Laser welding is a discrete process and although filler material can be used to enhance joint strength and viability, the usual method for laser welding is to weld two surfaces together without “filler” or intermediary material. In the medical device industry, the absence of a third material between two surfaces being welded together has advantages in that only the “parent” materials need to be approved for medical use.
Attica produces miniature metal assemblies by laser welding (laser spot and laser seam welding) and other micro-welding techniques. Metals which can be joined include stainless steels, nickel alloys such as Kovar, Monel or Hastelloy, titanium, platinum and other precious metals.

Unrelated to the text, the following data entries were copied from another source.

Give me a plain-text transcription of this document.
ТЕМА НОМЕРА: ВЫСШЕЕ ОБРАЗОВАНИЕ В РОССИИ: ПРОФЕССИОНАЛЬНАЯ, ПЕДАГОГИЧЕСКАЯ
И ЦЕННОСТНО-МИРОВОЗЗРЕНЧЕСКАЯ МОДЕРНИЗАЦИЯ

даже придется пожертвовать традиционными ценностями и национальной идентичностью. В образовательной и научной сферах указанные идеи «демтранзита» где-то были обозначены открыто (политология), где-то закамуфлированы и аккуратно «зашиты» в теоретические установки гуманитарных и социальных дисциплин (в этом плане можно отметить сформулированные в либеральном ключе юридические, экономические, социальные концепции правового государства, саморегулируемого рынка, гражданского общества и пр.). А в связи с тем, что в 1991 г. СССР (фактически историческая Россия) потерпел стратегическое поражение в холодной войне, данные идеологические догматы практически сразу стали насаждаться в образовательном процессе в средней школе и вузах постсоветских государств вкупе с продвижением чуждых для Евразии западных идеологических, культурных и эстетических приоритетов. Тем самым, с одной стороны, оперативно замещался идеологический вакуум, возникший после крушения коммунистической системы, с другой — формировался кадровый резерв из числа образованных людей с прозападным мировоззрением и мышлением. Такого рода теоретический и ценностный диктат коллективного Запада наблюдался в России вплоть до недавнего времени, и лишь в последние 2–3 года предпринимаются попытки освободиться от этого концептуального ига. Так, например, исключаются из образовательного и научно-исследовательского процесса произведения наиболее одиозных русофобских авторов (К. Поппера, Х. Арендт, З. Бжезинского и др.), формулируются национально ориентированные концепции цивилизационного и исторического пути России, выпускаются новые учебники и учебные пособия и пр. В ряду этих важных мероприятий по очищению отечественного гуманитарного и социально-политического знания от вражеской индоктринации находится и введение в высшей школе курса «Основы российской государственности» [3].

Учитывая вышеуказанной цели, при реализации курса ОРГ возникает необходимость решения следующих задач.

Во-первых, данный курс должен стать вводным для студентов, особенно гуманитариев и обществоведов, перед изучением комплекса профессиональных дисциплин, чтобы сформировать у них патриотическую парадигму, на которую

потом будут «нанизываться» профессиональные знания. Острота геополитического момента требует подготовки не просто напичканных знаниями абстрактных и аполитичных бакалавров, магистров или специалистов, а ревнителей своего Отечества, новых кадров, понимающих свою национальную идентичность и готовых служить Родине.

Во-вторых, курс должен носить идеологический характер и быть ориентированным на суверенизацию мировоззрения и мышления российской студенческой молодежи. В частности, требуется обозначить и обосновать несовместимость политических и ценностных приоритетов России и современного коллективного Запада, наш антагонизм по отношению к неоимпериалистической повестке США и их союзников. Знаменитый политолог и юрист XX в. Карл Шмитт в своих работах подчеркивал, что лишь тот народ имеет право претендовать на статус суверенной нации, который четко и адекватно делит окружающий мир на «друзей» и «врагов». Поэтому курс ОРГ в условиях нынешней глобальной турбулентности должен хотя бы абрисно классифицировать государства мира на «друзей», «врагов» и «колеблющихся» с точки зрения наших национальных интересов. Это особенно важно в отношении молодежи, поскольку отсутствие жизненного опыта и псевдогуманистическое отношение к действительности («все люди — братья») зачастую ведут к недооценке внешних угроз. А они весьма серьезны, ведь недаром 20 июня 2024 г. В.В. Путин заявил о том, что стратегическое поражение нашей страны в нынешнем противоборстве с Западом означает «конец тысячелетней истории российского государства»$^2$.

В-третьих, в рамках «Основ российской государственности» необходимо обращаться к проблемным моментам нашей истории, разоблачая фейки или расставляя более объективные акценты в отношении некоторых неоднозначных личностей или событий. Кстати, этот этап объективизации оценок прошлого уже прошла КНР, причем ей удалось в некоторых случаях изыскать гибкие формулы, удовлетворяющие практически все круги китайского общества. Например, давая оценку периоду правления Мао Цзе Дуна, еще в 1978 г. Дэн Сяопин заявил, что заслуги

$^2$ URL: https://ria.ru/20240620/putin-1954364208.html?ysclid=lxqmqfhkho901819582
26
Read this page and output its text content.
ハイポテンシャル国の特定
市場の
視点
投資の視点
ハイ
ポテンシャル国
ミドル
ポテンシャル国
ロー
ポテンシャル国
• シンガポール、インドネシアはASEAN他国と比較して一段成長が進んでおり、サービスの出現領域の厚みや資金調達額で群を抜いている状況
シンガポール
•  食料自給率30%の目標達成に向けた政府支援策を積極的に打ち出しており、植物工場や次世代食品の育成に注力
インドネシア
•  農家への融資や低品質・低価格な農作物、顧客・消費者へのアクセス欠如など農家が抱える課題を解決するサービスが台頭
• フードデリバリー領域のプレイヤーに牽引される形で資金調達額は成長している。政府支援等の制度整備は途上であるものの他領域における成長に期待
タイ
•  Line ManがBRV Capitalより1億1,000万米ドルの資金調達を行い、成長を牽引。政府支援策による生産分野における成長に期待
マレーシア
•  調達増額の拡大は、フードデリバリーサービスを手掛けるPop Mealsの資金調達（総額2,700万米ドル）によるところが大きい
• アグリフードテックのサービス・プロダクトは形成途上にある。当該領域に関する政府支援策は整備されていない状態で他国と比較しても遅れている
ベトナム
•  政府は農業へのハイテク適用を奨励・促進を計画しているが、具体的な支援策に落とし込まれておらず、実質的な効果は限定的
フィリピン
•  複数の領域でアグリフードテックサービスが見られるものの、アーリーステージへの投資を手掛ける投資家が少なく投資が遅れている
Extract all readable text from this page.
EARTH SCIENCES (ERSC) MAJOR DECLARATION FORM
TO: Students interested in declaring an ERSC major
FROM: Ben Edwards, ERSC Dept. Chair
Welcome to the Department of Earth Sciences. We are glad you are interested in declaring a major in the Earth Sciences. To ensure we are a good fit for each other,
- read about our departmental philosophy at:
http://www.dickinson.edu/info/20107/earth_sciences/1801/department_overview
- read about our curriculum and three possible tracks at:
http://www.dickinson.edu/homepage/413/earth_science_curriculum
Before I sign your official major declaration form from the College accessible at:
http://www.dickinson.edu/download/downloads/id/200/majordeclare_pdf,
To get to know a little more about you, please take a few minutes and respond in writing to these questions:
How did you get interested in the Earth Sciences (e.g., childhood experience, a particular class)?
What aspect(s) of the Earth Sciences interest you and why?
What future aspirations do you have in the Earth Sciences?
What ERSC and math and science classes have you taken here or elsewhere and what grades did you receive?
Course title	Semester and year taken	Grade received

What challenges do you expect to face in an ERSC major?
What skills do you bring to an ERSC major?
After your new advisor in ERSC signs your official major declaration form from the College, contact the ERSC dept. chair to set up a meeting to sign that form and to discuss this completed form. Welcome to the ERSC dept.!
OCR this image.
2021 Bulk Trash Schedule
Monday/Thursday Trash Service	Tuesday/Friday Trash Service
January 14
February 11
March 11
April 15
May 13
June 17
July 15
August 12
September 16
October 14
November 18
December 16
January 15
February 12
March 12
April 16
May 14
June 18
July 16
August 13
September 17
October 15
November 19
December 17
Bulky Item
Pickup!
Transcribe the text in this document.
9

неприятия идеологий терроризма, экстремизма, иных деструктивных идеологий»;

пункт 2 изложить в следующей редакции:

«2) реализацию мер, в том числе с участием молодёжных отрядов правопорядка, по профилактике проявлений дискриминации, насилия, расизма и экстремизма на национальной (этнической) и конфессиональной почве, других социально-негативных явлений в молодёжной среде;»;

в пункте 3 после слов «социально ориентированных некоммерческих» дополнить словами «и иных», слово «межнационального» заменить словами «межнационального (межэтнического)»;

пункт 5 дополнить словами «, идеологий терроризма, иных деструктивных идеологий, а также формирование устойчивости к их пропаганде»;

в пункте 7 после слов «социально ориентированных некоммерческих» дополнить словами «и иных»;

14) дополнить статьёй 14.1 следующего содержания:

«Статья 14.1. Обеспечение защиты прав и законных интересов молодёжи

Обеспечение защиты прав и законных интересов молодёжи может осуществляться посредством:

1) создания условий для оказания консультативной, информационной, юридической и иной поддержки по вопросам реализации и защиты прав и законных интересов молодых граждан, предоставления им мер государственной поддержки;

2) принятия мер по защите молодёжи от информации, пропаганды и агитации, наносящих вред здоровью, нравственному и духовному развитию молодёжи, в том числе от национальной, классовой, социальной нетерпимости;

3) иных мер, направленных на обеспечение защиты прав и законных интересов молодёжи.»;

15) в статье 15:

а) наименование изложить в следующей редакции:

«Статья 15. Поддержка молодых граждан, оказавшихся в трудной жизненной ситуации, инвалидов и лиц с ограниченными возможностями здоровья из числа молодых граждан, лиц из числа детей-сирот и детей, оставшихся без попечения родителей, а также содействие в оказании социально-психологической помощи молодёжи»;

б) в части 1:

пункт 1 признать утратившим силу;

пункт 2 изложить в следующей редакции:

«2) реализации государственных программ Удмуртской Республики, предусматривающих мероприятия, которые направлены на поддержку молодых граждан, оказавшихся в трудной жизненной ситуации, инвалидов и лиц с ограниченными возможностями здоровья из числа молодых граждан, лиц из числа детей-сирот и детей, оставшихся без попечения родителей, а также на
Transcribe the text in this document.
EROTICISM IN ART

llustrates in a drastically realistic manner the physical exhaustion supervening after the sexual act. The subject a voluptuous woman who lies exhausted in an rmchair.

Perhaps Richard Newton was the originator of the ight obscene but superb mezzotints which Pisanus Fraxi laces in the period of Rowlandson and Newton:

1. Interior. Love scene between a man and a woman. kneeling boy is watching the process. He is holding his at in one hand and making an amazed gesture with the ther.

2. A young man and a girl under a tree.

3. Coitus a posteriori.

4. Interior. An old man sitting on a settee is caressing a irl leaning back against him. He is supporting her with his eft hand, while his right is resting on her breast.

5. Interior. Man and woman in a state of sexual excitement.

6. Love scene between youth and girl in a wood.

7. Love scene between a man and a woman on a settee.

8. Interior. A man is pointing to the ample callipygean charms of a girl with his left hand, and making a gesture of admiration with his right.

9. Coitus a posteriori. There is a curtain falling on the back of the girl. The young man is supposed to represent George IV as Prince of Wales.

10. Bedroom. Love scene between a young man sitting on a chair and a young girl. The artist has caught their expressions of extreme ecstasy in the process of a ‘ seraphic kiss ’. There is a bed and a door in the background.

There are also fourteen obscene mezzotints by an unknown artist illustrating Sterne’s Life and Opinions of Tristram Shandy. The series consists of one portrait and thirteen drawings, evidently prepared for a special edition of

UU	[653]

The joint area is shielded with Argon to reduce oxidation in the weld area, rather than being placed under a vacuum, as is the case with electron beam welding. Laser welding is therefore an economic solution when large quantities of similar assemblies require welding.
Rotary laser welding is a useful technique for joining the inside diameter of one precision tube such as an hypodermic tube to the outside diameter of a second tube, or for joining circular stamped parts or fine blanked parts. Special needles including biopsy needles can be made by laser welding a precision machined hub, for example, to a hypodermic tube.
Other medical devices, such as drug delivery devices, catheters, venous filters and stents, can also be usefully assembled by laser welding. Components made from stainless steel or titanium foil can be laser welded together, for example in the manufacture of heart pacemakers.
Micro-sectioning a laser weld shows a seam of overlapping molten metal hemispheres, which have re-solidified and overlapped to create a precision seam weld.
Laser welding can also be used to weld together different materials. For example, copper wire can be laser welded to stainless steel components, creating a discrete, strong, electrically conductive joint.